Krebs is a former employee of the Jericho, N.Y., Sutton Associates private detective agency, hired to investigate the Moxley murder in 1992 by lawyers representing the Skakel brothers. Connecticut prosecutors allege that both brothers significantly changed the alibis they had given police in 1975 when Krebs interviewed them.

Michael and Thomas Skakel, who in 1975 were 15 and 17, respectively, were both with Moxley the night their 15-year-old Greenwich neighbor was murdered, according to police. Police identified the murder weapon as a 6-iron from a set of golf clubs owned by the Skakel family, who lived across the street from the Moxleys in Belle Haven.

Although police have said both Skakels initially claimed to have been nowhere near the Oct. 30, 1975, crime scene, prosecutors allege that the brothers told Krebs of either being at the crime scene or with the victim at the estimated time of the murder.

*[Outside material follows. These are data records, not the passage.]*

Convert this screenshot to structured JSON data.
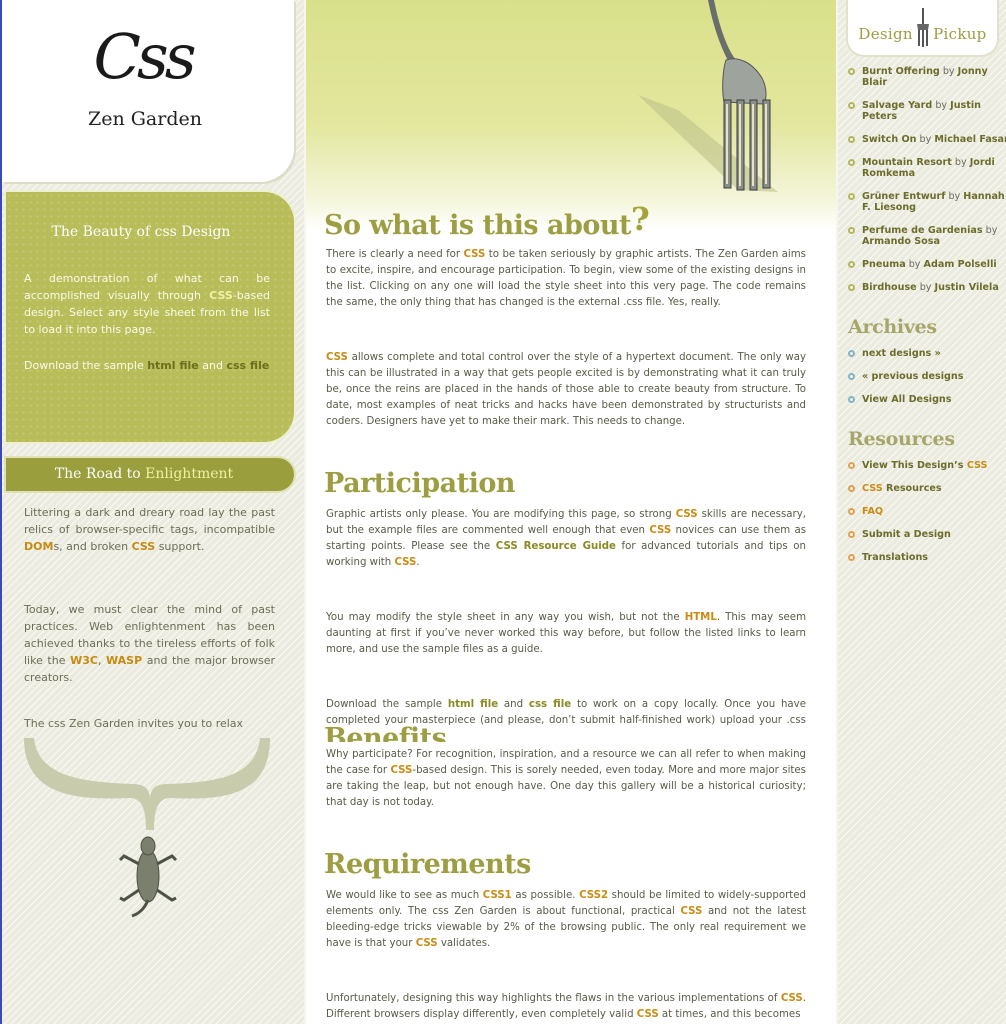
{
  "colors": {
    "olive_accent": "#9d9d42",
    "orange_accent": "#c98b14",
    "beauty_box": "#b8bd5a",
    "road_bar": "#9a9e3c",
    "hero_green": "#d9e08a"
  },
  "logo": {
    "mark": "Css",
    "name": "Zen Garden"
  },
  "beauty": {
    "title": "The Beauty of css Design",
    "p1_a": "A demonstration of what can be accomplished visually through ",
    "p1_b": "CSS",
    "p1_c": "-based design. Select any style sheet from the list to load it into this page.",
    "p2_a": "Download the sample ",
    "p2_b": "html file",
    "p2_c": " and ",
    "p2_d": "css file"
  },
  "road": {
    "title_a": "The Road to ",
    "title_b": "Enlightment",
    "p1_a": "Littering a dark and dreary road lay the past relics of browser-specific tags, incompatible ",
    "p1_b": "DOM",
    "p1_c": "s, and broken ",
    "p1_d": "CSS",
    "p1_e": " support.",
    "p2_a": "Today, we must clear the mind of past practices. Web enlightenment has been achieved thanks to the tireless efforts of folk like the ",
    "p2_b": "W3C",
    "p2_c": ", ",
    "p2_d": "WASP",
    "p2_e": " and the major browser creators.",
    "p3": "The css Zen Garden invites you to relax"
  },
  "main": {
    "about": {
      "heading": "So what is this about",
      "q": "?",
      "p1_a": "There is clearly a need for ",
      "p1_b": "CSS",
      "p1_c": " to be taken seriously by graphic artists. The Zen Garden aims to excite, inspire, and encourage participation. To begin, view some of the existing designs in the list. Clicking on any one will load the style sheet into this very page. The code remains the same, the only thing that has changed is the external .css file. Yes, really.",
      "p2_a": "CSS",
      "p2_b": " allows complete and total control over the style of a hypertext document. The only way this can be illustrated in a way that gets people excited is by demonstrating what it can truly be, once the reins are placed in the hands of those able to create beauty from structure. To date, most examples of neat tricks and hacks have been demonstrated by structurists and coders. Designers have yet to make their mark. This needs to change."
    },
    "participation": {
      "heading": "Participation",
      "p1_a": "Graphic artists only please. You are modifying this page, so strong ",
      "p1_b": "CSS",
      "p1_c": " skills are necessary, but the example files are commented well enough that even ",
      "p1_d": "CSS",
      "p1_e": " novices can use them as starting points. Please see the ",
      "p1_f": "CSS Resource Guide",
      "p1_g": " for advanced tutorials and tips on working with ",
      "p1_h": "CSS",
      "p1_i": ".",
      "p2_a": "You may modify the style sheet in any way you wish, but not the ",
      "p2_b": "HTML",
      "p2_c": ". This may seem daunting at first if you’ve never worked this way before, but follow the listed links to learn more, and use the sample files as a guide.",
      "p3_a": "Download the sample ",
      "p3_b": "html file",
      "p3_c": " and ",
      "p3_d": "css file",
      "p3_e": " to work on a copy locally. Once you have completed your masterpiece (and please, don’t submit half-finished work) upload your .css file to a web"
    },
    "benefits": {
      "heading": "Benefits",
      "p1_a": "Why participate? For recognition, inspiration, and a resource we can all refer to when making the case for ",
      "p1_b": "CSS",
      "p1_c": "-based design. This is sorely needed, even today. More and more major sites are taking the leap, but not enough have. One day this gallery will be a historical curiosity; that day is not today."
    },
    "requirements": {
      "heading": "Requirements",
      "p1_a": "We would like to see as much ",
      "p1_b": "CSS1",
      "p1_c": " as possible. ",
      "p1_d": "CSS2",
      "p1_e": " should be limited to widely-supported elements only. The css Zen Garden is about functional, practical ",
      "p1_f": "CSS",
      "p1_g": " and not the latest bleeding-edge tricks viewable by 2% of the browsing public. The only real requirement we have is that your ",
      "p1_h": "CSS",
      "p1_i": " validates.",
      "p2_a": "Unfortunately, designing this way highlights the flaws in the various implementations of ",
      "p2_b": "CSS",
      "p2_c": ". Different browsers display differently, even completely valid ",
      "p2_d": "CSS",
      "p2_e": " at times, and this becomes"
    }
  },
  "right": {
    "pickup_a": "Design",
    "pickup_b": "Pickup",
    "designs": [
      {
        "title": "Burnt Offering",
        "by": " by ",
        "author": "Jonny Blair"
      },
      {
        "title": "Salvage Yard",
        "by": " by ",
        "author": "Justin Peters"
      },
      {
        "title": "Switch On",
        "by": " by ",
        "author": "Michael Fasani"
      },
      {
        "title": "Mountain Resort",
        "by": " by ",
        "author": "Jordi Romkema"
      },
      {
        "title": "Grüner Entwurf",
        "by": " by ",
        "author": "Hannah F. Liesong"
      },
      {
        "title": "Perfume de Gardenias",
        "by": " by ",
        "author": "Armando Sosa"
      },
      {
        "title": "Pneuma",
        "by": " by ",
        "author": "Adam Polselli"
      },
      {
        "title": "Birdhouse",
        "by": " by ",
        "author": "Justin Vilela"
      }
    ],
    "archives_heading": "Archives",
    "archives": [
      "next designs »",
      "« previous designs",
      "View All Designs"
    ],
    "resources_heading": "Resources",
    "resources": {
      "view_a": "View This Design’s ",
      "view_b": "CSS",
      "css_res_a": "CSS",
      "css_res_b": " Resources",
      "faq": "FAQ",
      "submit": "Submit a Design",
      "translations": "Translations"
    }
  }
}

Mullen states in his ruling that under New York law, courts must uphold another state's subpoena when a judge from that state deems the requested witness "material and necessary" for a grand jury investigation. He said that requirement was met when Connecticut Superior Court Judge John Ronan signed Krebs' subpoena on Sept. 22.

"That's what was done here," Mullen wrote. "Judge Ronan certified that Willis Krebs was a material witness in a grand jury investigation in Connecticut ... that his testimony was necessary there in Connecticut." Even so, the New York judge took it upon himself to note that "it is clear from his affidavit that Krebs' testimony would be material."

Last week, Krebs, a former New York City police officer who now works for the Suffolk County district attorney's white-collar crime unit, submitted an affidavit in which he stated that he had interviewed Thomas Skakel twice and Michael Skakel once. The affidavit stated: "At the time of my investigation in the (Moxley) case, I was an employee of Sutton Associates ... I always participated in these conversations with the understanding that these conversations were strictly confidential and protected under the attorney-client and work product privileges."

Mullen further observed that it was the Skakels' lawyer who objected to the subpoena, not the witness. "Interestingly, it was not Krebs who moved to quash, but attorneys for the subjects of the investigation," Mullen wrote.